レッスン前後の姿勢を写真で記録し、数か月単位の変化を視覚的に追える仕組みが整備されている。2年、3年と通い続けている会員が少なくないという事実は、この記録がモチベーション維持に一役買っていることを示しているように思う。個人的には、毎回プログラムが固定されず「今日の身体」に合わせて調整されるという柔軟さが印象的だった。画一的なメニューを繰り返すスタジオとは、根本的にアプローチが異なる。
ピラティスとリラクゼーションを一つの場所で
ドライヘッドトリートメント、アロマハンドリフレクソロジー、耳つぼジュエリーなど、North Starにはピラティス以外のリラクゼーションメニューが複数揃っている。身体を動かすだけでなく、緊張をほぐす施術を同じ空間で受けられる構成になっており、運動と休息のバランスを一回の来店で整えやすい。麻布十番のプライベートな空間で、トレーニングの後にそのままケアへ移行できる流れは効率的だ。今の身体を否定せず、受け止めたうえで前向きに整えていく姿勢が、サービス全体に通底している。
「レッスン後にヘッドトリートメントを受けると、身体だけでなく頭もすっきりする」という声が利用者から聞かれるようだ。日常生活に持ち込めるピラティスの動作を学ぶことで、スタジオの外でも身体の使い方が変わっていくという感想も目立つ。単にトレーニングを消化する場ではなく、生活習慣そのものを見直すきっかけとして機能している側面がある。週に一度の来店がライフスタイルの一部になっている会員も多いという。
会員制ならではの仕掛けと専門サポート
月謝制で月4回のレッスンを達成した会員には、ペアピラティスチケットと1階ダイニングのランチチケットが贈られる。こうした継続へのインセンティブは、義務感ではなく楽しみとして通い続ける動機を生んでいる。詳細な住所は予約済みの利用者と会員にのみ共有される仕組みで、セキュリティへの配慮も徹底されている。プライベートレッスン専門のため、他の利用者と時間が重なる心配がない。

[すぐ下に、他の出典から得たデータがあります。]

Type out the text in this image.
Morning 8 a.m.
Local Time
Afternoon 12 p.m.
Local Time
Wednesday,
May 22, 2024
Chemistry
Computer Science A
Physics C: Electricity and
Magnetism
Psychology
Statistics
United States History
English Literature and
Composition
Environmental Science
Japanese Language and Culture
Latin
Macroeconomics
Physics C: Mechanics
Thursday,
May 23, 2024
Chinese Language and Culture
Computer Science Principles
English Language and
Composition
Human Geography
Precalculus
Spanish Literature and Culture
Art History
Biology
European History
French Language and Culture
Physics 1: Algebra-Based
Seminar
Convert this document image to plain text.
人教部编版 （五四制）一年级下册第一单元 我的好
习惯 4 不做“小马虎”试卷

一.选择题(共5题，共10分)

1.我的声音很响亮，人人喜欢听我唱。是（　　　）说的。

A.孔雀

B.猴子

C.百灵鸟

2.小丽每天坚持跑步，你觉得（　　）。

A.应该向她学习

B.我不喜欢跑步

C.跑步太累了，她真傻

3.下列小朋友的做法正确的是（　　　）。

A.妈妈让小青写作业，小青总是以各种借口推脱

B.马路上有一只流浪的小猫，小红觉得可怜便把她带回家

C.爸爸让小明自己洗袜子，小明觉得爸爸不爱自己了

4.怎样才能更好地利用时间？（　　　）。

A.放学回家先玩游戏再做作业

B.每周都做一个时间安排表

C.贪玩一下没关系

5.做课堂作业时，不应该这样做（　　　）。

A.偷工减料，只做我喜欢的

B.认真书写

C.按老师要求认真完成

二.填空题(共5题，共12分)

ボディビル世界大会で優勝経験を持つ選手によるボディメイクと栄養相談のマンツーマンセッションが、会員限定で提供されている点は見逃せない。通常のピラティス指導に加え、食事面や筋肉の使い方まで踏み込んだアドバイスが受けられるため、身体づくりをより本格的に進めたい層にも対応している。ペアプライベートレッスンの相談も受け付けており、パートナーや家族と一緒に通う選択肢もある。レッスン頻度は自分のペースで調整できる柔軟な設計だ。
麻布十番駅徒歩約5分、英語対応と産後ケアにも対応
麻布十番駅から徒歩約5分、赤羽橋駅からは徒歩約6分。平日は10時30分から21時、土曜は13時から18時まで営業しており、仕事帰りにも立ち寄りやすい時間設定になっている。国際色のあるエリアに位置することもあり、英語でのレッスンに対応。海外出身の利用者や英語話者が言語の壁なく通えるスタジオとして認知されつつある。
産後リカバリーを目的としたレッスンでは子ども同伴が認められており、エレベーター完備でベビーカーでの来店も問題ない。初回体験レッスンは通常15,000円だが、紹介経由なら12,000円、2026年1月中の申し込みであれば10,000円に設定されている。「子連れでも気兼ねなく通える」と感じる利用者も多いようで、産後の身体の立て直しを目的に始める層が一定数いる。体験後にそのまま入会を決めるケースも珍しくないという。